Quinze jours à peine après la publication d’un rapport de l’Ordre sur l’état de santé des jeunes médecins, un nouveau drame vient d’endeuiller la communauté médicale en Aquitaine. Alors en stage dans un service de neuropédiatrie, une interne s’est donné la mort, mercredi semble-t-il, à Bordeaux. Ce drame a suscité « un grand émoi au sein de l’hôpital des enfants du CHU de Bordeaux », précise la direction de l’établissement qui indique avoir mis en place, dès le lendemain, un accompagnement psychologique pour les personnels médicaux et paramédicaux. Soulignant que la jeune femme était « une personne avant d’être une interne », le CHU indique que « cette affaire est vraisemblablement d’ordre personnel et privé ».
La question du temps de travail
« C’est un drame qui fait se poser des questions », souligne Racha Onaisi, même si pour l’instant « on n’a pas beaucoup d’information, l’enquête suit son cours ». D’après la présidente du SIMGA, le syndicat d’internes en médecine générale d’Aquitaine, dans sa région et comme partout ailleurs, « beaucoup de services ne respectent pas la législation et ont des soucis avec le repos de sécurité. Le décret sur le temps de travail est trop peu respecté », déplore-t-elle. Un constat que confirme l’étude ordinale selon laquelle « le temps de travail déclaré reste très majoritairement supérieur à 48 heures hebdomadaires », durée fixée par une directive européenne. Et les auteurs du rapport supervisé par le Dr Jean-Marcel Mourgues de noter que « le lien entre le temps de travail et la qualité de l’état de santé est puissant ».

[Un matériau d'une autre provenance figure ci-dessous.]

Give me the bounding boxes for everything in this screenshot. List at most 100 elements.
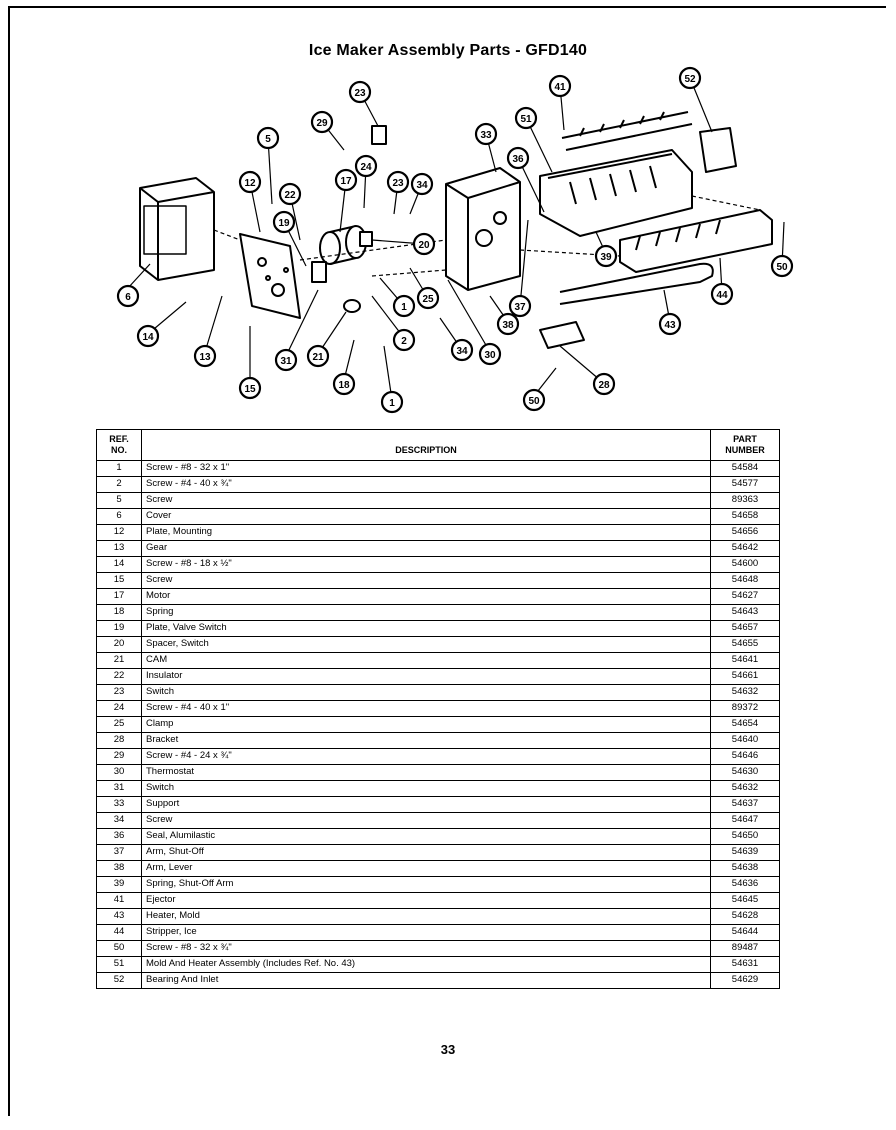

Il n’est jamais aisé de déterminer la part prise par les conditions de travail dans la survenue d’un tel drame. Mais force est de constater qu’il existe un certain mal-être chez les internes, à Bordeaux notamment. « Le travail, tel qu’on le fait, le favorise », assure une interne ayant côtoyé la défunte. Pour cette jeune bordelaise, le problème ne vient pas tant du faire « d’être plus fragile » que de la « maltraitance au travail ».
Une détresse diffuse
« J’ai l’impression que ça n’est pas si rare que ça », confie-t-elle à propos de la détresse éprouvée dans les rangs de l’internat. À propos du tragique événement, cette interne en médecine générale raconte, encore sous le coup : « on l’a appris un matin, en arrivant à l’hôpital où on nous a expliqué qu’il faudrait qu’on s’organise pour les gardes, on n’a jamais eu plus de nouvelles ». À défaut, les internes ont commencé à se livrer sur leur propre situation. « Le fait que quelqu’un se soit suicidé ouvre la discussion », décrypte-elle. Elle a d’ailleurs appris, à cette occasion, qu’un interne en médecine générale avait fait une tentative de suicide, l’année dernière, à Villeneuve-sur-Lot. Et qu’il arrive à l’une de ses camarades, « très joviale », de pleurer quand elle rentre chez elle…
Pour cette jeune bordelaise, le problème ne vient pas tant du faire « d’être plus fragile » que de la « maltraitance au travail ». « C’est difficile : on essaie de faire au mieux, on est encore en apprentissage, on a la pression par rapport à ce qu’on fait », ce à quoi il faut ajouter « des horaires considérables et illégaux ». Après une vingtaine de jours consécutifs passés à l’hôpital, avec un dimanche de repos en tout et partout, elle-même a eu la sensation, il y a une dizaine de jours, d’être en burn-out, angoissée le matin à l’idée d’aller travailler. « De base, on sait qu’on va faire des grosses journées » détaille celle pour qui les difficultés sont davantage « inhérentes au statut d’interne » et viennent du mode de fonctionnement, « un système archaïque » à ses yeux.
Témoigner n’est pas simple. « Je n’aime pas cette idée que je me plains alors que j’aime vraiment ce que je fais », ajoute la future généralise, « mais je pense qu’il y a des choses qui peuvent changer ». À commencer par ouvrir des espaces de dialogue, pour pouvoir parler des difficultés rencontrées.